Close that gap! — This is my hail mary. It’s obvious that Blizzard is trending towards homogenizing tank toolboxes–the latest step being DKs eventually getting a Demoralizing Shout effect. One of the last differences between the tank classes is a gap closer. Warriors and Druids can charge, DKs can Death Grip, and we can… face pull. Or toss a shield and then face pull. Point being, I think this will change. Here’s my hope and dream for the lvl 85 spell:

Crusader’s Charge (level 85): The Paladin hurls themselves toward a targeted spot, discharging a burst of holy energy when they land. Each tree will tack on an extra effect to the spell. Holy will convert that holy damage into heals. Ret will silence up to three enemies when they land, in addition to holy damage. Prot will daze up to three enemies when they land, in addition to holy damage. Will share a cooldown with Avenger’s Shield.

This might be a little pie in the sky, but with the greater emphasis on movement, I think a gap closer is in the cards. Even one not as ridiculous as the ability I just outlined.

Seal of Command – With Crusader Strike (probably) going baseline, this will jump up to being Ret’s 41-point ability to keep it out of reach of Prot Pallies.

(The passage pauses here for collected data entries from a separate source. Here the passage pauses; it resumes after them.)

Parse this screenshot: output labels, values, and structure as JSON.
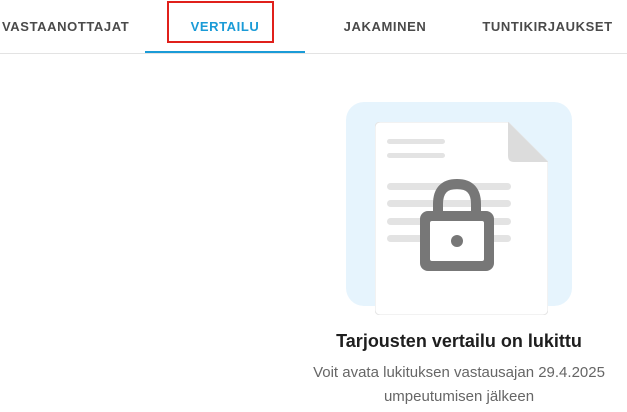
{
  "tabs": [
    {
      "label": "VASTAANOTTAJAT"
    },
    {
      "label": "VERTAILU"
    },
    {
      "label": "JAKAMINEN"
    },
    {
      "label": "TUNTIKIRJAUKSET"
    }
  ],
  "active_tab": "VERTAILU",
  "locked": {
    "title": "Tarjousten vertailu on lukittu",
    "subtitle_line1": "Voit avata lukituksen vastausajan 29.4.2025",
    "subtitle_line2": "umpeutumisen jälkeen"
  },
  "colors": {
    "accent": "#1a9bd7",
    "highlight": "#e0201b",
    "illustration_bg": "#e6f4fd",
    "lock": "#777777"
  },
  "icons": [
    "document-icon",
    "lock-icon"
  ]
}
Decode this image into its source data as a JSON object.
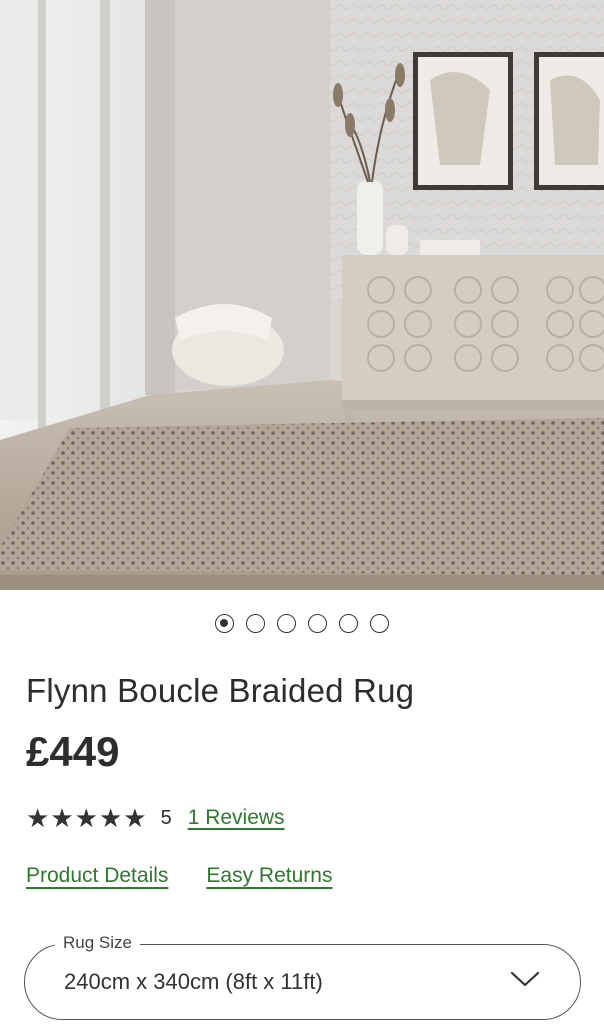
{
  "product": {
    "title": "Flynn Boucle Braided Rug",
    "price": "£449",
    "rating_value": "5",
    "rating_stars": 5,
    "reviews_label": "1 Reviews"
  },
  "gallery": {
    "total_images": 6,
    "active_index": 0
  },
  "links": {
    "product_details": "Product Details",
    "easy_returns": "Easy Returns"
  },
  "size_select": {
    "label": "Rug Size",
    "value": "240cm x 340cm (8ft x 11ft)"
  },
  "colors": {
    "link_green": "#2d7a2d",
    "text_dark": "#2d2d2d"
  },
  "icons": {
    "rating": "star-icon",
    "dropdown": "chevron-down-icon"
  }
}
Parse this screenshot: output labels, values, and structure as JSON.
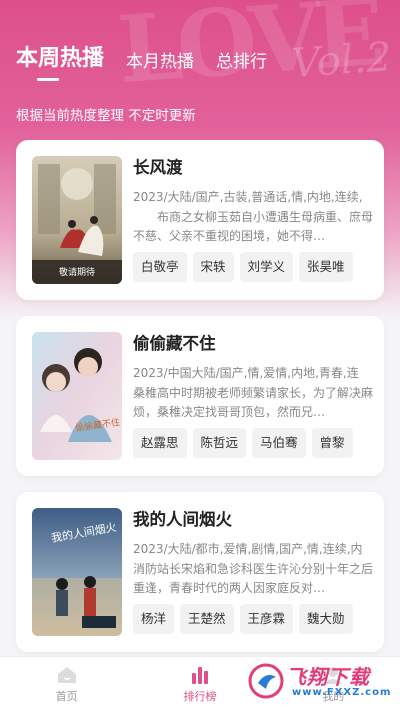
{
  "header": {
    "tabs": [
      {
        "label": "本周热播",
        "active": true
      },
      {
        "label": "本月热播",
        "active": false
      },
      {
        "label": "总排行",
        "active": false
      }
    ],
    "subtitle": "根据当前热度整理 不定时更新",
    "deco_text": "LOVE",
    "deco_script": "Vol.2"
  },
  "cards": [
    {
      "title": "长风渡",
      "tags": "2023/大陆/国产,古装,普通话,情,内地,连续,",
      "description": "布商之女柳玉茹自小遭遇生母病重、庶母不慈、父亲不重视的困境，她不得…",
      "cast": [
        "白敬亭",
        "宋轶",
        "刘学义",
        "张昊唯"
      ],
      "poster_caption": "敬请期待"
    },
    {
      "title": "偷偷藏不住",
      "tags": "2023/中国大陆/国产,情,爱情,内地,青春,连",
      "description": "桑稚高中时期被老师频繁请家长，为了解决麻烦，桑稚决定找哥哥顶包，然而兄…",
      "cast": [
        "赵露思",
        "陈哲远",
        "马伯骞",
        "曾黎"
      ],
      "poster_caption": "偷偷藏不住"
    },
    {
      "title": "我的人间烟火",
      "tags": "2023/大陆/都市,爱情,剧情,国产,情,连续,内",
      "description": "消防站长宋焰和急诊科医生许沁分别十年之后重逢，青春时代的两人因家庭反对…",
      "cast": [
        "杨洋",
        "王楚然",
        "王彦霖",
        "魏大勋"
      ],
      "poster_caption": "我的人间烟火"
    }
  ],
  "tabbar": {
    "items": [
      {
        "label": "首页",
        "icon": "home-icon",
        "active": false
      },
      {
        "label": "排行榜",
        "icon": "chart-icon",
        "active": true
      },
      {
        "label": "我的",
        "icon": "profile-icon",
        "active": false
      }
    ]
  },
  "watermark": {
    "main": "飞翔下载",
    "url": "www.FXXZ.com"
  },
  "colors": {
    "accent": "#e04f8b",
    "hero_top": "#dd4f8a"
  }
}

Heavy bubble nerf for Ret – The trend in Wrath has been make Ret less of a defensive dps (quote GC: “A defensive dps spec just doesn’t work”) and more of a straight and narrow, offensive dps. That means gutting their abilities to manage debuffs (aka, the Cleanse nerf), self-heal, and reduce incoming damage. I fully expect to see Divine Shield to either be removed entirely, or put out of reach of Ret Paladins.

Major revamp of Prot abilities – 969 will be taken out back and murdered. Our rotation will become something more of a priority system, with either a dot to manage or a proc to watch.

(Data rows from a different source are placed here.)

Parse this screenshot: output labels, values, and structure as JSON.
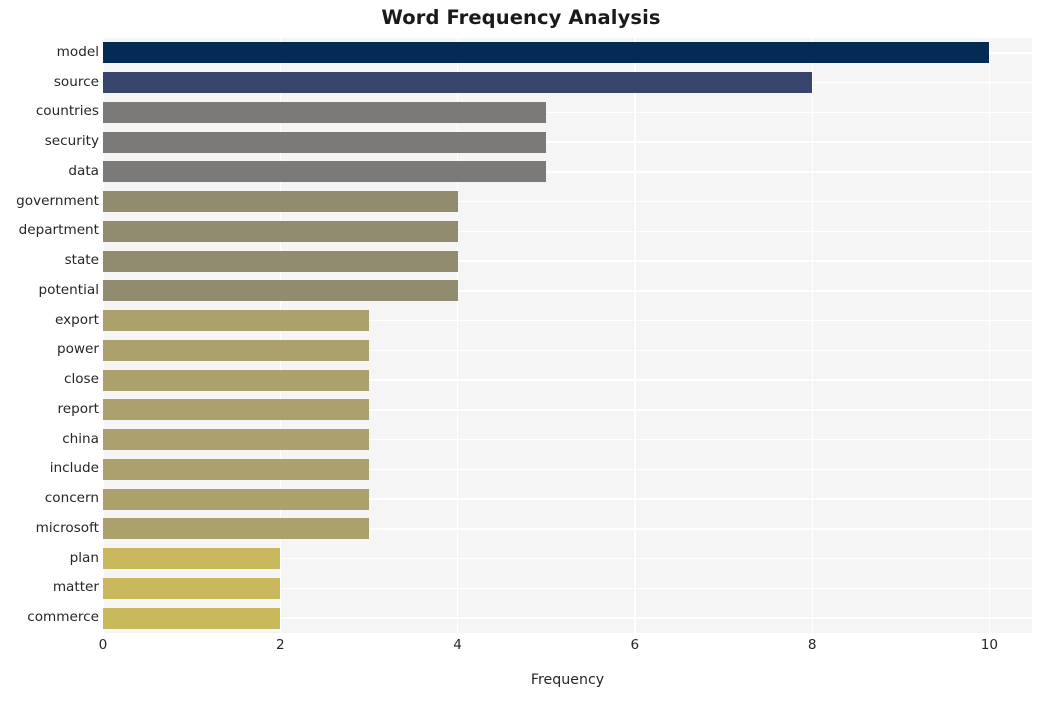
{
  "chart_data": {
    "type": "bar",
    "orientation": "horizontal",
    "title": "Word Frequency Analysis",
    "xlabel": "Frequency",
    "ylabel": "",
    "xlim": [
      0,
      10.48
    ],
    "xticks": [
      0,
      2,
      4,
      6,
      8,
      10
    ],
    "xtick_labels": [
      "0",
      "2",
      "4",
      "6",
      "8",
      "10"
    ],
    "grid": true,
    "grid_axis": "both",
    "legend": null,
    "categories": [
      "model",
      "source",
      "countries",
      "security",
      "data",
      "government",
      "department",
      "state",
      "potential",
      "export",
      "power",
      "close",
      "report",
      "china",
      "include",
      "concern",
      "microsoft",
      "plan",
      "matter",
      "commerce"
    ],
    "values": [
      10,
      8,
      5,
      5,
      5,
      4,
      4,
      4,
      4,
      3,
      3,
      3,
      3,
      3,
      3,
      3,
      3,
      2,
      2,
      2
    ],
    "bar_colors": [
      "#042b54",
      "#37446b",
      "#7c7a78",
      "#7c7a78",
      "#7c7a78",
      "#918b70",
      "#918b70",
      "#918b70",
      "#918b70",
      "#aca06d",
      "#aca06d",
      "#aca06d",
      "#aca06d",
      "#aca06d",
      "#aca06d",
      "#aca06d",
      "#aca06d",
      "#c9b85c",
      "#c9b85c",
      "#c9b85c"
    ],
    "style": {
      "figure_background": "#ffffff",
      "axes_background": "#f5f5f6",
      "grid_color": "#ffffff",
      "text_color": "#262626",
      "title_color": "#1a1a1a"
    }
  }
}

I have absolutely no idea what our 81/83 spells will be. And, I can’t even begin to guess. I’m sure one will be something healing oriented, and one damage oriented. I doubt we’ll see a damage reduction spell, especially with Sacred Shield at 80.

Now that I’ve ventured out into the great unknown, it’s Blizz’s turn. Come on guys, wow me.

Our preview bumped up

News from across the pond:

We are thankful for all the paladins and their patience in having to wait just a bit longer than others to get their Cataclysm class preview. While we had initially announced that we were planning to post the Paladin preview on Friday, April 16, we can now reveal that it will instead be posted on Wednesday, April 14!

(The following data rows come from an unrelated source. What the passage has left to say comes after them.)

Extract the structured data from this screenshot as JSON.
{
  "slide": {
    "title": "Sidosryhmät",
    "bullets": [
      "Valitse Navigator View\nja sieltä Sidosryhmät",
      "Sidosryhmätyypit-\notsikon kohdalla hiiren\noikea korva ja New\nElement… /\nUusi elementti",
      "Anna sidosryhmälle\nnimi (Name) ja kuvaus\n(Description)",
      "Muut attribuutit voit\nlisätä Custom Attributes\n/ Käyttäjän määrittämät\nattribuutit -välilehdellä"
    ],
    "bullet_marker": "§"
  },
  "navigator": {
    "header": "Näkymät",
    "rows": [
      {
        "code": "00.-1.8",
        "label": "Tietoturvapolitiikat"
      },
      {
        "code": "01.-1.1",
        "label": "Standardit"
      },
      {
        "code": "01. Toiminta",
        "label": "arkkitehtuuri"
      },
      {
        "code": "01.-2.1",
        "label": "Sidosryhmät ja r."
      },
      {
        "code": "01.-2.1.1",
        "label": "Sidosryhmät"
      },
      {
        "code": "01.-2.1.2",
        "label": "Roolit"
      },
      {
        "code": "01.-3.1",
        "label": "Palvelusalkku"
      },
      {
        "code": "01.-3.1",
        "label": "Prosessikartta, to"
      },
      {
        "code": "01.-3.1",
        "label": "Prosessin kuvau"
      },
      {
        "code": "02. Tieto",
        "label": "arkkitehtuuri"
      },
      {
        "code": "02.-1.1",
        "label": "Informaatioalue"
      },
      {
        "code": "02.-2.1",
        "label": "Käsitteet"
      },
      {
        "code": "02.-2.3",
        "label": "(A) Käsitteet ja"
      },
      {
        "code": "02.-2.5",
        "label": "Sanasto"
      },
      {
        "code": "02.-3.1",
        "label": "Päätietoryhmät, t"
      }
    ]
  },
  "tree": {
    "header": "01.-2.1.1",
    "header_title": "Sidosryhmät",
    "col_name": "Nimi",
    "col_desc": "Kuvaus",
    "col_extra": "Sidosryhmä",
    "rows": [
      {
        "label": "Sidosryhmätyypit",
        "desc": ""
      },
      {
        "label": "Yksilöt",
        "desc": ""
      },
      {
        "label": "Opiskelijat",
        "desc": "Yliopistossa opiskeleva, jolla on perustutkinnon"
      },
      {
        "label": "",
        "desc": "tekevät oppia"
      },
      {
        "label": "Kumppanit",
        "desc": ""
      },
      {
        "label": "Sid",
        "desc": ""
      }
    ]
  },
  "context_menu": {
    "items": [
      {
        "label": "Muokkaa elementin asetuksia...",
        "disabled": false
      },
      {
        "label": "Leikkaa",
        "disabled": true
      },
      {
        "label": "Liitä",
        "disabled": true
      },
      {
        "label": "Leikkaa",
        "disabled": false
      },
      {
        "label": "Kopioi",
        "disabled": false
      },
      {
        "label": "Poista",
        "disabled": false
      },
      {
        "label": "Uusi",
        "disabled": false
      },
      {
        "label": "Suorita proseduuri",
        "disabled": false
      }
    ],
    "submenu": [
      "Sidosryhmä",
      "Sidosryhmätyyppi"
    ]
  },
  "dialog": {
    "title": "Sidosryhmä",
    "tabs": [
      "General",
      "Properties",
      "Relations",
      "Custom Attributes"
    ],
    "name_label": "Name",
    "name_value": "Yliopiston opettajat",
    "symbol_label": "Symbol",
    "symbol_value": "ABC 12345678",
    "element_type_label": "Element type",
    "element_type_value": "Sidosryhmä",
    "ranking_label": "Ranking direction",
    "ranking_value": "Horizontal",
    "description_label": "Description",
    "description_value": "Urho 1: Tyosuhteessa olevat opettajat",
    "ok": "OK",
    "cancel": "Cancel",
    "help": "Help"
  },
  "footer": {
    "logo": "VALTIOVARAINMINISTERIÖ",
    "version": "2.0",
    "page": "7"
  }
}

I was going to do a post Friday morning with my predictions but I guess my schedule’s just been bumped up.

Update: Someone in that thread is saying the Taiwanese forums were indicating the US was getting their preview today… I am overflowing with doubt, but I’ll take the bait. I’ll be watching the Cataclysm forum.

Dreamwalker, et al.

Long overdue, but we finally took some time out of our busy schedules to put serious tries on Dreamwalker. Now that BQL was dead and that notch added to our progression belts, we wanted to fall back and do an easier encounter we could have done a while ago. It took us a few tries to get Dreamwalker down (well, up) because we had to figure out the optimal places for tanks, the dps spread, healer roles, etc. The last attempt went pretty went, and I’m happy with the efficacy of our kill.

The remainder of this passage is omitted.